# Stay command



## GLHF (Feb 21, 2013)

My Ruby is having trouble learning stay. She is 13 weeks old. I tried to slowly introduce the command - very little to no initial distance and brief duration. Somehow she has developed an understanding of "stay" as "walk away from me." Obviously, that's near opposite of what I want. Any ideas how to correct? Should I start over with a new command word and hand motion?


----------



## Oquirrh the V (Jun 24, 2011)

GLHF said:


> Somehow she has developed an understanding of "stay" as "walk away from me."
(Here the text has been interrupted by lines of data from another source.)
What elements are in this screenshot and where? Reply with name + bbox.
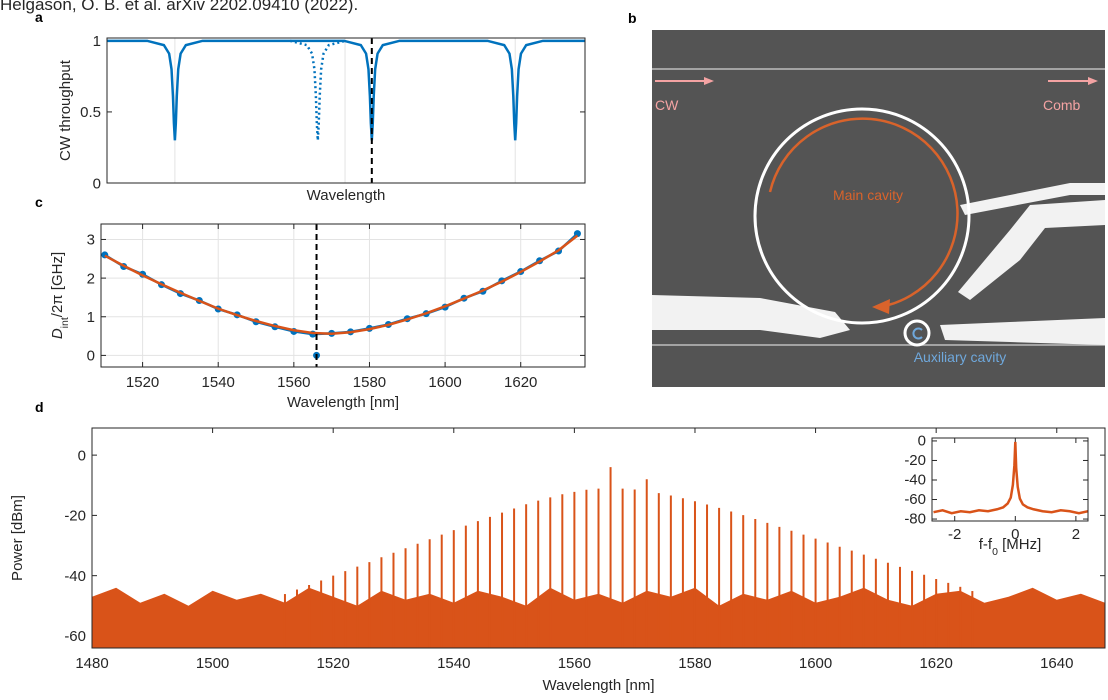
x-axis-label: f-f0 [MHz] — [979, 536, 1042, 558]
comb-label: Comb — [1043, 97, 1081, 113]
electrode — [940, 318, 1105, 345]
x-tick-label: 1480 — [75, 655, 108, 672]
x-axis-label: Wavelength [nm] — [543, 677, 655, 694]
circulation-arrow — [768, 117, 959, 309]
y-tick-label: 2 — [87, 270, 95, 287]
panel-label: c — [35, 194, 43, 210]
y-tick-label: 0.5 — [80, 104, 101, 121]
electrode — [960, 183, 1105, 215]
y-tick-label: -80 — [904, 511, 926, 528]
electrode — [652, 295, 850, 338]
x-tick-label: 1580 — [353, 374, 386, 391]
arrow-head — [1088, 77, 1098, 85]
x-tick-label: 1580 — [678, 655, 711, 672]
data-line — [933, 441, 1088, 515]
y-axis-label: CW throughput — [57, 59, 74, 161]
y-tick-label: -40 — [64, 568, 86, 585]
plot-area — [932, 438, 1088, 521]
y-axis-label-sub: int — [59, 317, 71, 328]
y-tick-label: -60 — [64, 628, 86, 645]
x-tick-label: -2 — [948, 526, 961, 543]
y-tick-label: 1 — [93, 33, 101, 50]
x-tick-label: 1540 — [202, 374, 235, 391]
x-tick-label: 1520 — [317, 655, 350, 672]
y-tick-label: 0 — [93, 175, 101, 192]
arrow-head — [872, 299, 890, 314]
arrow-head — [704, 77, 714, 85]
x-axis-label: Wavelength — [307, 187, 386, 204]
y-axis-label-main: D — [49, 328, 66, 339]
cw-label: CW — [655, 97, 679, 113]
y-axis-label-rest: /2π [GHz] — [49, 252, 66, 317]
axes-frame — [931, 437, 1089, 522]
main-ring — [753, 107, 971, 325]
y-tick-label: -20 — [64, 508, 86, 525]
data-line — [289, 39, 346, 141]
x-axis-label: Wavelength [nm] — [287, 394, 399, 411]
x-tick-label: 1520 — [126, 374, 159, 391]
data-line — [104, 234, 579, 336]
x-tick-label: 1500 — [196, 655, 229, 672]
y-tick-label: -20 — [904, 452, 926, 469]
y-tick-label: 0 — [918, 432, 926, 449]
main-cavity-label: Main cavity — [833, 187, 903, 203]
panel-label: b — [628, 10, 637, 26]
auxiliary-ring — [903, 319, 931, 347]
panel-label: a — [35, 9, 43, 25]
axes-frame — [100, 223, 586, 368]
citation: Helgason, Ó. B. et al. arXiv 2202.09410 … — [0, 0, 358, 14]
x-tick-label: 1620 — [504, 374, 537, 391]
y-tick-label: -40 — [904, 472, 926, 489]
x-tick-label: 1540 — [437, 655, 470, 672]
auxiliary-cavity-label: Auxiliary cavity — [914, 349, 1007, 365]
electrode — [958, 200, 1105, 300]
y-axis-label: Power [dBm] — [9, 495, 26, 581]
x-tick-label: 1600 — [428, 374, 461, 391]
panel-label: d — [35, 399, 44, 415]
y-tick-label: -60 — [904, 491, 926, 508]
x-tick-label: 0 — [1011, 526, 1019, 543]
axes-frame — [106, 37, 586, 184]
micrograph: CW Comb Main cavity Auxiliary cavity — [652, 30, 1105, 387]
y-tick-label: 0 — [78, 447, 86, 464]
y-tick-label: 3 — [87, 232, 95, 249]
x-axis-label-rest: [MHz] — [998, 536, 1041, 553]
x-axis-label-main: f-f — [979, 536, 993, 553]
x-tick-label: 1560 — [558, 655, 591, 672]
x-axis-label-sub: 0 — [992, 546, 998, 558]
axes-frame — [91, 427, 1106, 649]
y-tick-label: 1 — [87, 309, 95, 326]
x-tick-label: 1560 — [277, 374, 310, 391]
x-tick-label: 1600 — [799, 655, 832, 672]
y-tick-label: 0 — [87, 348, 95, 365]
auxiliary-arrow — [912, 327, 923, 340]
plot-area — [107, 38, 585, 183]
plot-area — [101, 224, 585, 367]
x-tick-label: 2 — [1072, 526, 1080, 543]
x-tick-label: 1620 — [919, 655, 952, 672]
y-axis-label: Dint/2π [GHz] — [49, 252, 71, 339]
x-tick-label: 1640 — [1040, 655, 1073, 672]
That made me laugh. 13 weeks, she's still a baby. Take it slow with her. She will catch on. Do you turn your back when you walk away from her? I use a flat palm, fingers down hand motion; I put my palm in front of Oquirrh's face and say, "stay". In the beginning, don't turn your back to her, just take a few steps backwards. If she stays, walk back to her and treat her. As she gets better you can start using a release command and have her come to you for the treat. And then also start working on distance and turning your back on her, walking around her and/or leaving the room.


----------



## chrispycrunch (May 11, 2012)

You might be trying to go too far too soon.

These may be helpful

http://www.youtube.com/watch?v=2qEIvg_K3Wk

http://www.youtube.com/watch?v=rzO2d4es28w


----------



## hobbsy1010 (Jun 4, 2011)

Hi GLHF,

She's still very young and like small children her attention span at this age is very short.
Try and keep the lessons to short bursts of fun related exercises
If you can get her to sit at this early age, possibly treat orientated try an extension on sit In the way of sit & stay.
Take a few steps away from her, then returning to her if still in the seated position praise and treat if the sit position is held.
You may be able to expand the distance you walk away from her with a bit of patience and practice! 
It may also help to try these exercises indoors for a while, as outdoors ( back yard) holds a whole new world at this age with plenty of distractions for a young pup.
I'm sure if you persevere, you will surprise yourself and see some results soon 
Hope this helps 

Hobbsy


----------



## datacan (May 15, 2011)

13 weeks, I'd just play train with her and forget about consistency. 
There is lots of time later once their matures a little. They are very food motivated, but learn visually - place oriented.


----------



## harrigab (Aug 21, 2011)

as others have said really. Consistency and patience are the key, small distances first using treats, rewards, praise when she does stay.


----------